So Many Questions
It’s likely that many of us know someone who is directly affected by these issues. Whether it’s someone you barely know or are very close to, you may have questions:
- What should I do or say about my concerns?
- Will my actions put either of us at risk?
- Can I do anything to help before the situation becomes violent?
How to Be Supportive
Try not to rush the survivor into making decisions and instead provide a non-judgmental listening ear. Providing a safe space for someone processing what has happened or is happening can often be more valuable than other actions.
Let the survivor know you are there and support them.
Give the survivor the authority to make their own decisions and choices about what to do currently and moving forward. Your role can be to help in this process rather than making decisions for them.
Safety is a key consideration when attempting to offer help and support. If the survivor you are speaking to does not feel safe or needs to explore safety options, yourself or the survivor can contact SAPA or another resource to discuss options. If there is immediate danger, call 911.
To the extent you are able, maintain the survivor’s privacy and do not share their information without their permission.
- If you are a mandated reporter and/or a responsible employee, please look into the appropriate policies and procedures regarding confidentiality pertaining to these issues.
Understand Differences in Healing
No two people cope in exactly the same way and each survivor’s healing process is unique to the individual. Express nonjudgmental support and understand that the healing process is not a time-limited experience.

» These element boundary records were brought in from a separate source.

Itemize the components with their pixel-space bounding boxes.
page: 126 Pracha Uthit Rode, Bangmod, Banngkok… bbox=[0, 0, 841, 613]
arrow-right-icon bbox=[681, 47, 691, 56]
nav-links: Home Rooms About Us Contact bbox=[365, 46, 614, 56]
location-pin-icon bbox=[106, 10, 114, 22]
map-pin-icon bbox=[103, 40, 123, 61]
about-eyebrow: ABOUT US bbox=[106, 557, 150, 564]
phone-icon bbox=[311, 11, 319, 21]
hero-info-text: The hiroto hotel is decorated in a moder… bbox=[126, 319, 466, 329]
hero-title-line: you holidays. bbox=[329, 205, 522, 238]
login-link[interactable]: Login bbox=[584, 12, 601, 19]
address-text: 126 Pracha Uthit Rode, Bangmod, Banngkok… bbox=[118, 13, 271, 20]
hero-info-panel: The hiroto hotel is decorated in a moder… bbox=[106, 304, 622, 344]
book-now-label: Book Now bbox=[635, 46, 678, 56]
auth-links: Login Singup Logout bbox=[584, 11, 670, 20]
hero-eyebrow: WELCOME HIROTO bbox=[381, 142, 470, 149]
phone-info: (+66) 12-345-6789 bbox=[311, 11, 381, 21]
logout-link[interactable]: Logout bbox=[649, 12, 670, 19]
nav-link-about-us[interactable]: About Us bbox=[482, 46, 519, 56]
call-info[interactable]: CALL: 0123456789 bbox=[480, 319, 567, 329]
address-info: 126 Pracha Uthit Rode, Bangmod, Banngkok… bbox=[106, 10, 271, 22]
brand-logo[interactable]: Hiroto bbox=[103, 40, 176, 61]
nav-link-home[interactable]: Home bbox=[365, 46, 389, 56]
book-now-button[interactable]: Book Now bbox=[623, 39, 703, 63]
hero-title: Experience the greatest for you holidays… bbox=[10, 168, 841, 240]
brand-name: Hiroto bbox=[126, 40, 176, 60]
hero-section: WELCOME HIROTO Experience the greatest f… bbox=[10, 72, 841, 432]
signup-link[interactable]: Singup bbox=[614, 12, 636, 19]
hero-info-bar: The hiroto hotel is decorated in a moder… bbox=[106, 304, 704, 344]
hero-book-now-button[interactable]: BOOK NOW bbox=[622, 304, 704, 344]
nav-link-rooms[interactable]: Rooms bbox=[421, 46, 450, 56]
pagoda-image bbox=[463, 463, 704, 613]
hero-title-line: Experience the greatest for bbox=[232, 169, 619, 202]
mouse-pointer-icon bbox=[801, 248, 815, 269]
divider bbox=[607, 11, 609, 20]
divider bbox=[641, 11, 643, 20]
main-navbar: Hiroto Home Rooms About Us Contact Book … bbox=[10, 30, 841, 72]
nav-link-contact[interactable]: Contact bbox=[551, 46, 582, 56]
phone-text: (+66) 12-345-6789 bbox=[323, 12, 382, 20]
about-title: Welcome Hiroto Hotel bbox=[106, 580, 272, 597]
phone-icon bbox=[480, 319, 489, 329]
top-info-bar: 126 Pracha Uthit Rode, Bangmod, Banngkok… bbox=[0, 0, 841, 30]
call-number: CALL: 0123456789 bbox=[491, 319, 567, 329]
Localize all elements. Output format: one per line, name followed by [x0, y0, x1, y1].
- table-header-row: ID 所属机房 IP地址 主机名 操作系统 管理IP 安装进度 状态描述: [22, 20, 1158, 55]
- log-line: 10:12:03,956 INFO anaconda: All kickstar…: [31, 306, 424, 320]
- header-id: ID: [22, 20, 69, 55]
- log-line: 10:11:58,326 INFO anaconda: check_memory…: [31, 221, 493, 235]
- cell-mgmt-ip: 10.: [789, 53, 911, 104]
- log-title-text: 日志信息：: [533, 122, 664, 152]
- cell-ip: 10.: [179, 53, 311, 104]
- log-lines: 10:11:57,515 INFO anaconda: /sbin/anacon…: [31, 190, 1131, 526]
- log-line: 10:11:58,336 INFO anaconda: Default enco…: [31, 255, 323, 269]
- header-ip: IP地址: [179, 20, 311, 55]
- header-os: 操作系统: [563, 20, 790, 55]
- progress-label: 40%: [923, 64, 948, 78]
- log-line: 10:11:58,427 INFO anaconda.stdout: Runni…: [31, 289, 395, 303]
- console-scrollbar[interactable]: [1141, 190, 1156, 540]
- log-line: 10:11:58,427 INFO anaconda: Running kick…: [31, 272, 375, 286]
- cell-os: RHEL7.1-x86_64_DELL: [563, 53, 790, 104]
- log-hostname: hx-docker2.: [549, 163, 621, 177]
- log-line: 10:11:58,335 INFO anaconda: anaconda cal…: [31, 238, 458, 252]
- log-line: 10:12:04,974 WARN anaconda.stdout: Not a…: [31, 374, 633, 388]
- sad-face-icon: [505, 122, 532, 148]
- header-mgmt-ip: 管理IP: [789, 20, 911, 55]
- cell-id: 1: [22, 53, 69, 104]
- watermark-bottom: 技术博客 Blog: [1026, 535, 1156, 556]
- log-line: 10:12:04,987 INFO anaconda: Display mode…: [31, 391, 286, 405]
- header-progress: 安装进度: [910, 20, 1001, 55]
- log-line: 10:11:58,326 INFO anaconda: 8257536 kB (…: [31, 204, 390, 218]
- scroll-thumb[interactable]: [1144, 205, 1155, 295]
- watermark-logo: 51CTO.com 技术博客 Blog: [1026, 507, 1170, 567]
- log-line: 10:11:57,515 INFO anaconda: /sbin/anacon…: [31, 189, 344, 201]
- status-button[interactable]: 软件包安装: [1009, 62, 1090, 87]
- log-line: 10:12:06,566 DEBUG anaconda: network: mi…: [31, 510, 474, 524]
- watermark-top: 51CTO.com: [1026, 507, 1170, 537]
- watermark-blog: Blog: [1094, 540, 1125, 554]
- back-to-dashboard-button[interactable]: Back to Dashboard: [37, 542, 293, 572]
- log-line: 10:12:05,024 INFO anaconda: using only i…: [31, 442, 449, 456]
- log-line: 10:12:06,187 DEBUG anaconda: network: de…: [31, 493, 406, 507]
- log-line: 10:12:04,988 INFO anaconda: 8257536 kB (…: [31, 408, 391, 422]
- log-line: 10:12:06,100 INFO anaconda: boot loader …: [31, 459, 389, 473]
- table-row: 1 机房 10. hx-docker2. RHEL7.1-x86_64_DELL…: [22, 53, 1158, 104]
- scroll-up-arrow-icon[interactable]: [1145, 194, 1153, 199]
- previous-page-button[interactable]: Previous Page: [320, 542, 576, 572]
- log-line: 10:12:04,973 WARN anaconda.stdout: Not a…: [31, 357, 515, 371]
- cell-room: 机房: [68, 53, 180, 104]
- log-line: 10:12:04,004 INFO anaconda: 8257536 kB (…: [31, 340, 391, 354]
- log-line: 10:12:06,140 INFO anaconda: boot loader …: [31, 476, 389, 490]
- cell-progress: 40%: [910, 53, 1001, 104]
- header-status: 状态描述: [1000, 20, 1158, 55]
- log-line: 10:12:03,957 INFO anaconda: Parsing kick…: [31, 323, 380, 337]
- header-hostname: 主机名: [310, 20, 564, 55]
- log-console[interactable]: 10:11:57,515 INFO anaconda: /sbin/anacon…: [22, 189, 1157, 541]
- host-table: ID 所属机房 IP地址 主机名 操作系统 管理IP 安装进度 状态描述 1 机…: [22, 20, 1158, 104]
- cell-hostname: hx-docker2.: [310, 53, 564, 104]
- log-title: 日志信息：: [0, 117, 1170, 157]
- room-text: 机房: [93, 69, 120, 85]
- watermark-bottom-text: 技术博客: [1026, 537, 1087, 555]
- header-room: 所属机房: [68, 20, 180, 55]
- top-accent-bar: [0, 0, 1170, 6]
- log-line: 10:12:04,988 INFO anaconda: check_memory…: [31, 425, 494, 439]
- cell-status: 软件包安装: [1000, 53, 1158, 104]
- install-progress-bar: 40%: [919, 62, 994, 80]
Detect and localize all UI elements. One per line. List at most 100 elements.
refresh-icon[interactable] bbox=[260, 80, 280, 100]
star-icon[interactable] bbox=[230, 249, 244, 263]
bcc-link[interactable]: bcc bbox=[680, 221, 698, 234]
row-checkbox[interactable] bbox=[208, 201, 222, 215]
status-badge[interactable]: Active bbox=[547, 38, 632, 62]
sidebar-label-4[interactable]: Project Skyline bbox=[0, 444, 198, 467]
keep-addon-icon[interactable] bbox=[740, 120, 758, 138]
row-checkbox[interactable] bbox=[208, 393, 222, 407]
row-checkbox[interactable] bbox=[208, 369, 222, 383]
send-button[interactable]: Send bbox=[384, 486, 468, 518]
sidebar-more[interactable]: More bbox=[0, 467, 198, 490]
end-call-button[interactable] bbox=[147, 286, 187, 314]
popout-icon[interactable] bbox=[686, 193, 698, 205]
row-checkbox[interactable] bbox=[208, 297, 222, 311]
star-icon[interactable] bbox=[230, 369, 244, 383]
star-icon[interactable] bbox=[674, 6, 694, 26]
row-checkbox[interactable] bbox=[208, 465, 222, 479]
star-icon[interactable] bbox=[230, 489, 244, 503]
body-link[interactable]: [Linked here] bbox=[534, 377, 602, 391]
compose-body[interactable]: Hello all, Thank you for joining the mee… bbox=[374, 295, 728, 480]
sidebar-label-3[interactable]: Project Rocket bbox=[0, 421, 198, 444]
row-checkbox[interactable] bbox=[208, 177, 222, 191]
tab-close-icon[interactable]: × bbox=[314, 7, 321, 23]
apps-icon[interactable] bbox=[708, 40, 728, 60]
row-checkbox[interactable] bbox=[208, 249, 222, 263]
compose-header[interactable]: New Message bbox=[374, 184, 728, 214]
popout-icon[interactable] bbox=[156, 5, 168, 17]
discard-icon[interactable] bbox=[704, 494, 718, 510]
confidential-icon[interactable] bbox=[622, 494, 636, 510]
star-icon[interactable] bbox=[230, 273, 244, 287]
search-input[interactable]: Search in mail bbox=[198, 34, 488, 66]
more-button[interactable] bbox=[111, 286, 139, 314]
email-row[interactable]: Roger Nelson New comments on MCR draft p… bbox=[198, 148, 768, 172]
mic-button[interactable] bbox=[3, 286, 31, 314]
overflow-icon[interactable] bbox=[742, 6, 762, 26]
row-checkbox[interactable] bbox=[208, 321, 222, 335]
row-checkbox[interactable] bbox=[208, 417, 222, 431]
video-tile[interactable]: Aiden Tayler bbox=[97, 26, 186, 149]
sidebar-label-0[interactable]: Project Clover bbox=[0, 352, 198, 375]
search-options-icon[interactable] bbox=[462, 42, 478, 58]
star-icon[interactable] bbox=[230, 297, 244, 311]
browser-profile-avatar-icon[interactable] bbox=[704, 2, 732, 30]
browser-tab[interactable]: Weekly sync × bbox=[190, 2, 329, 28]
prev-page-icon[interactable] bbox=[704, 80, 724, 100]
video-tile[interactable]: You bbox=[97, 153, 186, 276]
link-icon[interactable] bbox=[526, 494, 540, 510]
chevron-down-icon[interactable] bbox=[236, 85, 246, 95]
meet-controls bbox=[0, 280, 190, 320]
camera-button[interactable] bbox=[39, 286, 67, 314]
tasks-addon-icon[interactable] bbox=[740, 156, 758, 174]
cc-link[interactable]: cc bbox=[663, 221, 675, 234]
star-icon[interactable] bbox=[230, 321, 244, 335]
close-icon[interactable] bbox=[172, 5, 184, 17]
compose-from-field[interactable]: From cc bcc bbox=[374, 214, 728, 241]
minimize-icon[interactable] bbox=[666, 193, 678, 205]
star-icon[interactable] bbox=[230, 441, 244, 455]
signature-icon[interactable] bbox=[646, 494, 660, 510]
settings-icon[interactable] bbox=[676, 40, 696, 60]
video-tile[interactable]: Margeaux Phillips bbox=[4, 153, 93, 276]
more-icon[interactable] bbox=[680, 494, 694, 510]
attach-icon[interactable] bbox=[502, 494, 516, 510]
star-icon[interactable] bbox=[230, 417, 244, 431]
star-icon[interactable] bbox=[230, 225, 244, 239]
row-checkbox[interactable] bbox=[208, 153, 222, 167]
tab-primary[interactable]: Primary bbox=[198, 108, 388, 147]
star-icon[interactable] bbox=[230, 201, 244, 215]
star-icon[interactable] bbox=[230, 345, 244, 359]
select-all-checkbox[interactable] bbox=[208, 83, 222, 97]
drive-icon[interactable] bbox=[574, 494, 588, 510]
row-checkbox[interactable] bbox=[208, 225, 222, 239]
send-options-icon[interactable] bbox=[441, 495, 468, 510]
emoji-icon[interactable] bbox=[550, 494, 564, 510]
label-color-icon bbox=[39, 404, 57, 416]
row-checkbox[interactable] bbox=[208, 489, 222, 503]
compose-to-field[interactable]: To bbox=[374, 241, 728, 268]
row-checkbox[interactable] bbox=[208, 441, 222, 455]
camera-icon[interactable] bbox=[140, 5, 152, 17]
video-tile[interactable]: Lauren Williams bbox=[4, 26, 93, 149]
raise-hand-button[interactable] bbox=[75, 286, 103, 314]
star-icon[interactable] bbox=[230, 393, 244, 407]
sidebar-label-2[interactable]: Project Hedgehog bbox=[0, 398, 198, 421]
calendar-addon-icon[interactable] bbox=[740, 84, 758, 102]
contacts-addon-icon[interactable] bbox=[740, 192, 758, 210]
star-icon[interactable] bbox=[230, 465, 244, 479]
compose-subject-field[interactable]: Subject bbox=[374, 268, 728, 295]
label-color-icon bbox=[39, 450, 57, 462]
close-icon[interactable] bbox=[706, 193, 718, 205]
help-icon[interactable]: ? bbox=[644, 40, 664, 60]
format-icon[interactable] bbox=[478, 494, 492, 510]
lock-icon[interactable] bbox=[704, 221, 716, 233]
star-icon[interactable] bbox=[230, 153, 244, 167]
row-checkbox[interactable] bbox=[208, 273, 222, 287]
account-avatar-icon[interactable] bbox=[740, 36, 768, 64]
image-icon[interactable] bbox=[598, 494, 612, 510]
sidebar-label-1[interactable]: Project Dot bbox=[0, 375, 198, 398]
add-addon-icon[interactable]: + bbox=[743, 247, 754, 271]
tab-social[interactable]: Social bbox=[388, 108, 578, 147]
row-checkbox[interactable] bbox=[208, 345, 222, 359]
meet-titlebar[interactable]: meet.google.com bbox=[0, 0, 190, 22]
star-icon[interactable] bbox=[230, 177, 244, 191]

While feelings of anger are justified, acting on those feelings is not. Seeking revenge may put you and/or the survivor at additional safety risks.
If someone you care about is considering suicide, learn the warning signs, and offer help and support. For more information about suicide prevention please visit the National Suicide Prevention Lifeline
or call 800.273.TALK (8255) any time, day or night.
Don't Forget About Yourself
Concern for others and offering of support can be emotionally, mentally, and physically strenuous. Be kind to yourself, know your limits, and seek support for yourself as needed. SAPA is here for you as well and can provide a safe space to:
- Learn about options and resources for the survivor
- Learn about options and resources for yourself
- Discuss your experiences as a support person & the impact of everything you are experiencing.